The nature of risk shifted in 2014. Large-cap U.S. stocks in the S&P 500 still rocketed mightily. Yet the clear preference of stocks over safer holdings evaporated; treasuries rallied throughout the year, in spite of the near-unanimous sentiment that interest rates would fall. (Note: I am not opposed to tooting my own horn on this one – I recommended pairing large-cap stock ETFs with long duration treasury ETFs like Vanguard Extended Duration (EDV) and PIMCO 25+Year Zero Coupon (ZROZ) 13 months earlier.)

Safer haven assets were every bit as desirable as the Dow and the S&P 500 in 2014. Some of them like TLT and ZROZ were more desirable. At least for a calendar round-trip, the ownership of historically divergent asset classes produced harmony and indivisibility. Is that uncommon for a late-stage bull market? Not particularly.

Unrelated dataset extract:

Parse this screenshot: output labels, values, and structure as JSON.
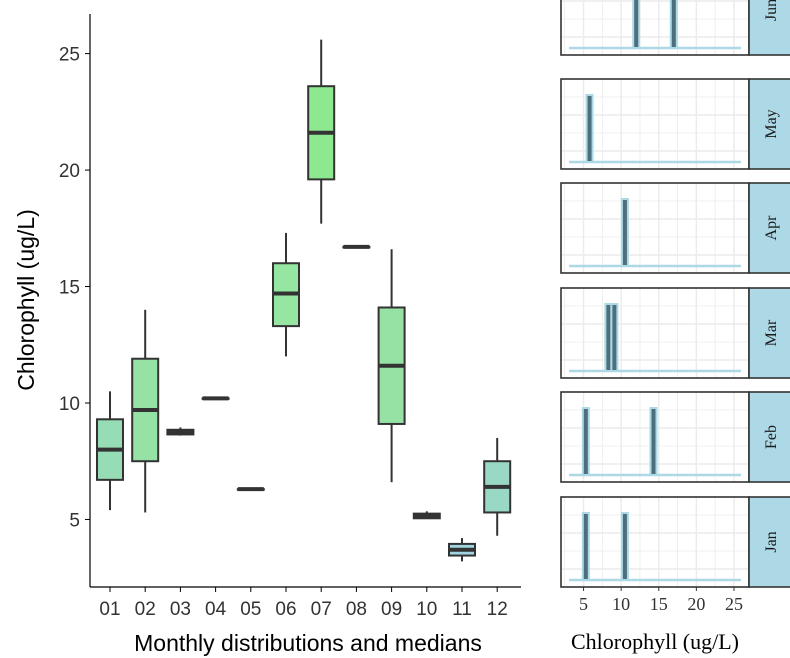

On the other hand, the landscape may be changing. The perceived need for safety has risen appreciably since the Federal Reserve ended its electronic money printing in October. For example, in 2015, each of the 10 components of the FTSE Custom Multi-Asset Stock Hedge Index has gained ground, whereas the S&P 500 has drifted lower. Those component assets include long-maturity treasuries, zero-coupon bonds, munis, inflation-protected securities, German bunds, Japanese government bonds, gold, the Swiss franc, the yen and the dollar.

Granted, the European Central Bank (ECB) intention to create $50 billion euros monthly for a year could reward risk-taking in the same manner that the Federal Reserve’s $85 billion per month had. On the flip side, the $600 billion euro figure that is floating on newswires may come off as underwhelming, as the Fed’s QE3 had been open-ended upon its announcement. Moreover, the “stimulus” amount ran beyond the trillion-and-a-half level.

Keep in mind, you do not need to run from stock risk if you have a plan to minimize the severe capital depreciation associated with bear markets. My approach in latter stage bull markets involves pairing lower volatility stock ETFs like iShares USA Minimum Volatility (USMV) and iShares S&P 100 (OEF) with safer haven ETFs like Vanguard Long-Term Bond (BLV) and Vanguard Extended Duration (EDV). If popular stock benchmarks breach 200-day trendlines, I reduce equity exposure and/or employ multi-asset stock hedging by investing in those assets with a history of performing well in moderate-to-severe stock downturns.